Trade policy is typically viewed just through an economic lens.
But guess what? Trade policy is also at the core of our strategy to keep America and our allies safe.
“Trade,” wrote former National Security Advisor General James Jones last month, “runs right to the heart of international security in the 21st century. By leading on trade, the United States tightens our bonds with allies around the globe, strengthens our influence in would-be hotspots, and fosters greater global stability through expanding economic cooperation.”
In fact, a growing number of our nation’s top diplomats, senior officials past and present, and respected foreign policy and public policy thinkers are now drawing attention to the important linkage between America’s economic and strategic interests.
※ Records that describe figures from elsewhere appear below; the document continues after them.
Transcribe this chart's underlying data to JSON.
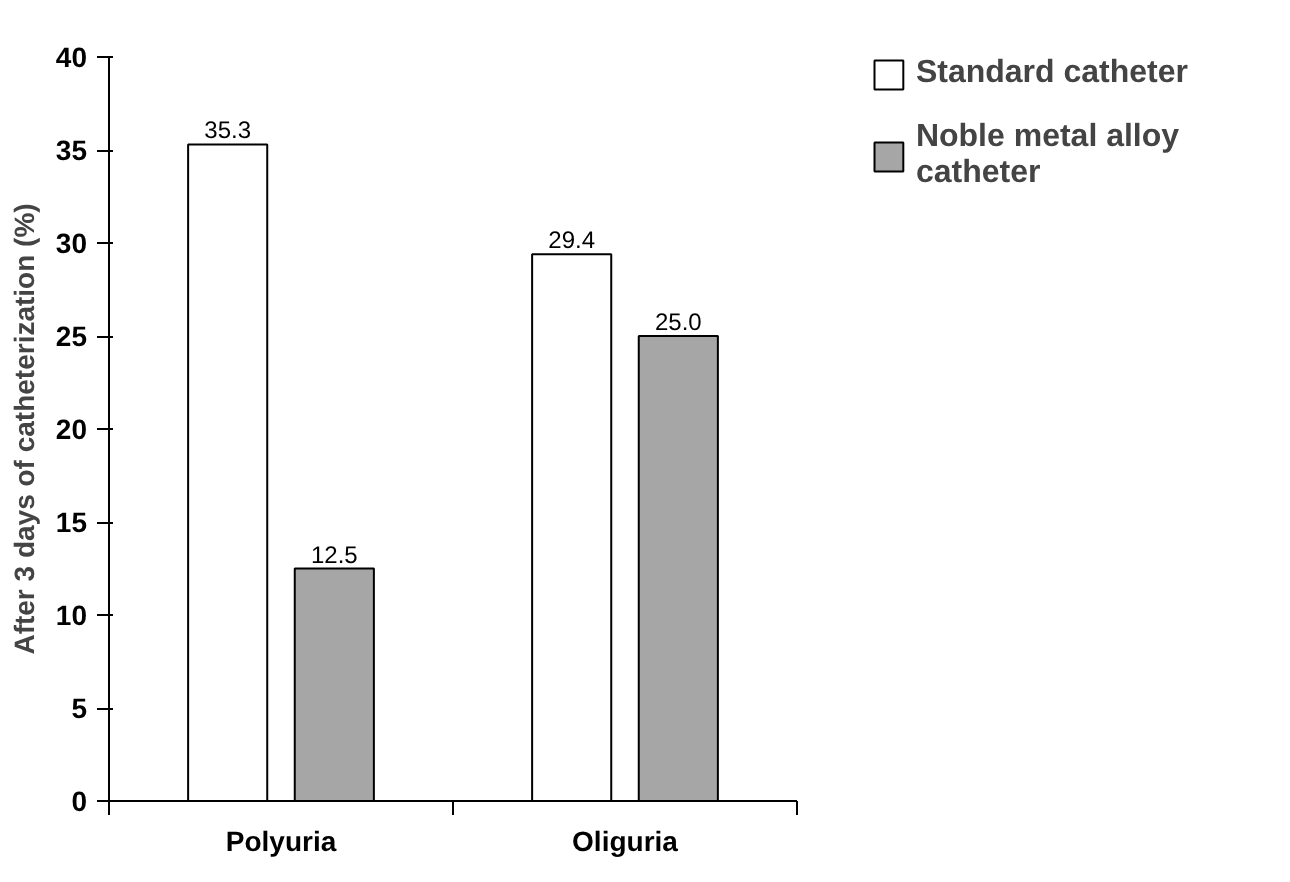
{
  "chart_data": {
    "type": "bar",
    "ylabel": "After 3 days of catheterization (%)",
    "categories": [
      "Polyuria",
      "Oliguria"
    ],
    "series": [
      {
        "name": "Standard catheter",
        "color": "#ffffff",
        "values": [
          35.3,
          29.4
        ]
      },
      {
        "name": "Noble metal alloy catheter",
        "color": "#a6a6a6",
        "values": [
          12.5,
          25.0
        ]
      }
    ],
    "value_labels": [
      [
        "35.3",
        "29.4"
      ],
      [
        "12.5",
        "25.0"
      ]
    ],
    "ylim": [
      0,
      40
    ],
    "yticks": [
      0,
      5,
      10,
      15,
      20,
      25,
      30,
      35,
      40
    ],
    "grid": false,
    "legend": "top right"
  }
}
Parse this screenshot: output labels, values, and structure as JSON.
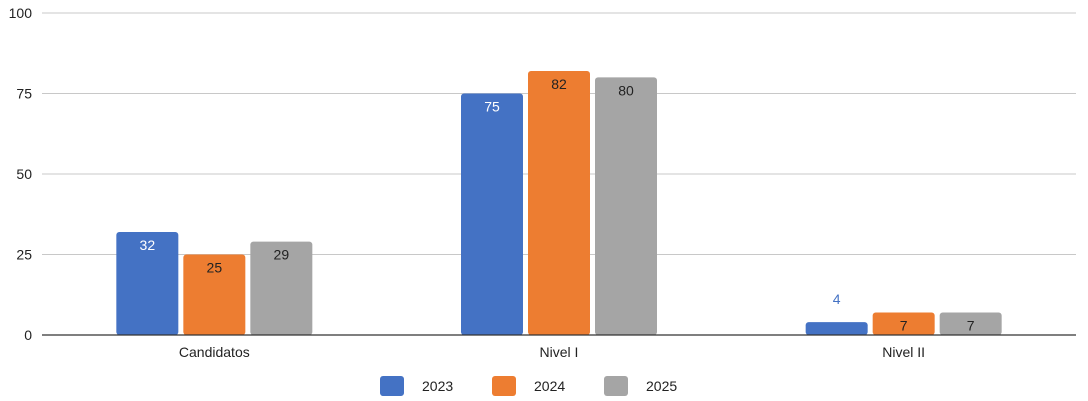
{
  "chart_data": {
    "type": "bar",
    "categories": [
      "Candidatos",
      "Nivel I",
      "Nivel II"
    ],
    "series": [
      {
        "name": "2023",
        "values": [
          32,
          75,
          4
        ],
        "color": "#4472C4"
      },
      {
        "name": "2024",
        "values": [
          25,
          82,
          7
        ],
        "color": "#ED7D31"
      },
      {
        "name": "2025",
        "values": [
          29,
          80,
          7
        ],
        "color": "#A5A5A5"
      }
    ],
    "ylim": [
      0,
      100
    ],
    "yticks": [
      0,
      25,
      50,
      75,
      100
    ],
    "grid": true,
    "legend_position": "bottom",
    "title": "",
    "xlabel": "",
    "ylabel": ""
  }
}
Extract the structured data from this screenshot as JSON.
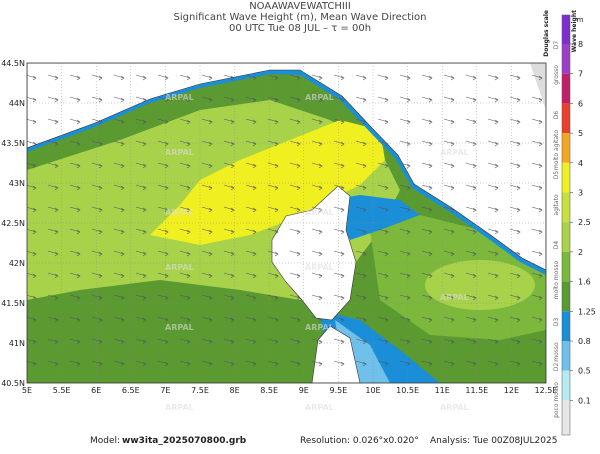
{
  "header": {
    "model": "NOAAWAVEWATCHIII",
    "title": "Significant Wave Height (m), Mean Wave Direction",
    "time": "00 UTC Tue 08 JUL  –  τ = 00h"
  },
  "map": {
    "x_ticks": [
      "5E",
      "5.5E",
      "6E",
      "6.5E",
      "7E",
      "7.5E",
      "8E",
      "8.5E",
      "9E",
      "9.5E",
      "10E",
      "10.5E",
      "11E",
      "11.5E",
      "12E",
      "12.5E"
    ],
    "y_ticks": [
      "40.5N",
      "41N",
      "41.5N",
      "42N",
      "42.5N",
      "43N",
      "43.5N",
      "44N",
      "44.5N"
    ],
    "watermark": "ARPAL"
  },
  "legend": {
    "title": "Wave height",
    "unit": "m",
    "scale_title": "Douglas scale",
    "levels": [
      8,
      7,
      6,
      5,
      4,
      3,
      2.5,
      2,
      1.6,
      1.25,
      0.8,
      0.5,
      0.1
    ],
    "colors": [
      "#7b2fd0",
      "#9b3fc8",
      "#c0206a",
      "#e8402a",
      "#f5a623",
      "#f0f020",
      "#c8e040",
      "#a8d24a",
      "#7cb83c",
      "#5a9a30",
      "#1a8fd8",
      "#6fc0ea",
      "#b8e8f0",
      "#e6e6e6"
    ],
    "douglas": [
      "D7",
      "grosso",
      "D6",
      "molto agitato",
      "D5",
      "agitato",
      "D4",
      "molto mosso",
      "D3",
      "mosso",
      "D2",
      "poco mosso"
    ]
  },
  "footer": {
    "model_label": "Model:",
    "model_file": "ww3ita_2025070800.grb",
    "resolution": "Resolution: 0.026°x0.020°",
    "analysis": "Analysis: Tue 00Z08JUL2025"
  }
}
At the heart of the President’s call for Congress to move forward on trade is the conviction that these trade agreements will bring tangible benefits to American workers and business. Export-driven business resulted in more than 11 million American jobs in 2014, and we know that export-related jobs pay up to 18 percent more than non-export jobs.
In the past weeks and months, we have increasingly heard the national security case of trade starting with the President’s national security team, including Secretary of Defense Ashton Carter and the nation’s top diplomat, Secretary of State John Kerry.
"If we retreat on trade, our influence on the global economy will diminish. And if our economic stature is in doubt, our ability to deliver on defense and political challenges will be increasingly questioned. In our era, the economic and security realms are absolutely integrated; we simply can’t pull back from one without diminishing our role on the other."
-- Secretary of State John Kerry at the Atlantic Council
Prominent writers on strategic issues such as author and New York Times columnist Tom Friedman, heads of major think tanks including Michele Flournoy of the Center for a New American Security, and groups of former and current U.S. Ambassadors, including all 11 of our Ambassadors to TPP party countries, have underscored the national security case for the President’s trade agenda.
“These deals are not just about who sets the rules. They’re about whether we’ll have a rule-based world at all. We’re at a very plastic moment in global affairs -- much like after World War II. China is trying to unilaterally rewrite the rules. Russia is trying to unilaterally break the rules and parts of both the Arab world and Africa have lost all their rules and are disintegrating into states of nature.”
-- Tom Friedman, The New York Times
Our nation’s strength is in no small part derived from our commitment to norms and standards at home and overseas, including high standards for international commerce. The President’s trade agenda represents our vision for the 21st century global economy -- one where all countries benefit from clear rules of the road that apply equally and fairly to all members of that order, and that reject the idea that the economy of the future will be one of growing decentralization and regionalism.
Our choice is between seizing the opportunity to impact the course of the global order or letting others write the rules of the 21st century.